Discover: Now all the content in Discover — Tweets, Activity, Trends and suggestions of accounts to follow — appears in a single stream, on both iPhone and Android. You can also dive into Activity and Trends from new previews at the top of the Discover tab.

Search: Search results now surface the most relevant mix of Tweets, photos, and accounts, all in one stream (similar to the stream in Discover). We’ve also added a new search button to Twitter for iPhone, letting you search from anywhere within the app. (This button was already available in the Android and iPad apps.) Look for the magnifying glass icon next to the button you use to compose a Tweet.

Connect: To provide a simpler experience in the Connect tab, the default view is now Interactions, which shows you new followers, retweets and mentions.
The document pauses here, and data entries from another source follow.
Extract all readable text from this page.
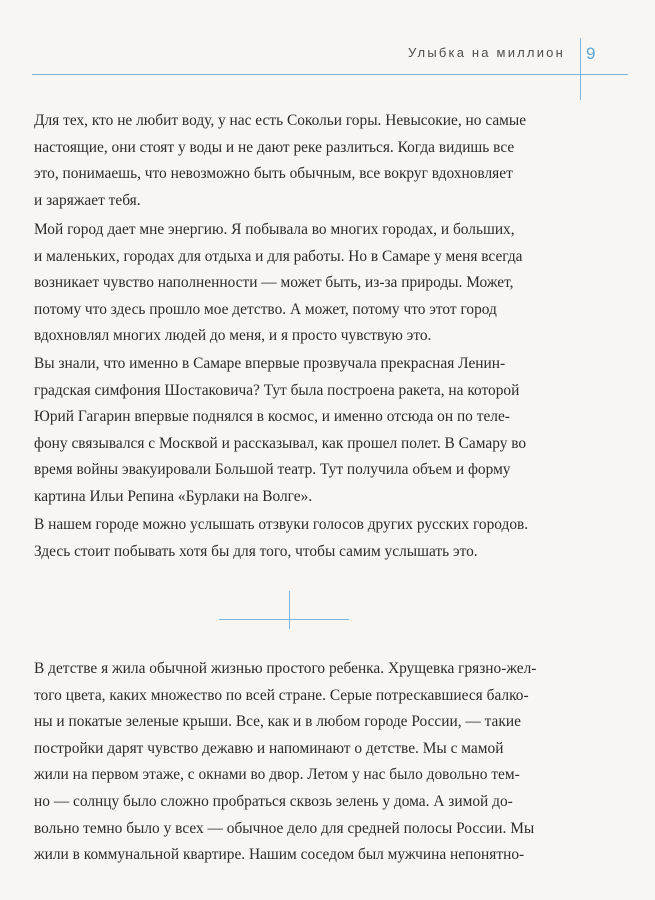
Улыбка на миллион 9

Для тех, кто не любит воду, у нас есть Сокольи горы. Невысокие, но самые

настоящие, они стоят у воды и не дают реке разлиться. Когда видишь все

это, понимаешь, что невозможно быть обычным, все вокруг вдохновляет

и заряжает тебя.

Мой город дает мне энергию. Я побывала во многих городах, и больших,

и маленьких, городах для отдыха и для работы. Но в Самаре у меня всегда

возникает чувство наполненности — может быть, из-за природы. Может,

потому что здесь прошло мое детство. А может, потому что этот город

вдохновлял многих людей до меня, и я просто чувствую это.

Вы знали, что именно в Самаре впервые прозвучала прекрасная Ленин-

градская симфония Шостаковича? Тут была построена ракета, на которой

Юрий Гагарин впервые поднялся в космос, и именно отсюда он по теле-

фону связывался с Москвой и рассказывал, как прошел полет. В Самару во

время войны эвакуировали Большой театр. Тут получила объем и форму

картина Ильи Репина «Бурлаки на Волге».

В нашем городе можно услышать отзвуки голосов других русских городов.

Здесь стоит побывать хотя бы для того, чтобы самим услышать это.

В детстве я жила обычной жизнью простого ребенка. Хрущевка грязно-жел-

того цвета, каких множество по всей стране. Серые потрескавшиеся балко-

ны и покатые зеленые крыши. Все, как и в любом городе России, — такие

постройки дарят чувство дежавю и напоминают о детстве. Мы с мамой

жили на первом этаже, с окнами во двор. Летом у нас было довольно тем-

но — солнцу было сложно пробраться сквозь зелень у дома. А зимой до-

вольно темно было у всех — обычное дело для средней полосы России. Мы

жили в коммунальной квартире. Нашим соседом был мужчина непонятно-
If you prefer to view only your mentions in Connect, you can adjust the default in settings – find the “Connect tab” option and select “Mentions only”.

Links: Click a URL in a Tweet to go directly to that website from any timeline and get to content highlighted on Twitter faster. (Previously, when you tapped any part of a Tweet, it would first expand and then a second click was required to get to the website.)

It’s nice to see that you don’t have to do any extra tapping to click a link. This is a nice step towards efficiency and leaves you with with more clicks for all of your important BuzzFeed cat shares. The Twitter engineering team took things a step further to explain how it decides what to show you, based on “burstiness,” which is clearly a highly technical term.

Certain types of content may not have many relevant items to show for a particular input query, in which case we may choose not to include this type of content in search results. In other cases, for instance if query volume or matched item counts have an unusual spike (what we call a “burst”), we show this type and may also boost it to appear at a higher place in the results. To facilitate this, we represent trends in searches or matching result counts as a single number that is proportional to the level of “burstiness”.

Eventually, we should expect that Twitter starts to learn our tendencies, including who we interact with the most. For example, if you tend to expand a tweet from the same person a lot, especially if there’s a photo embedded, it should do it automatically.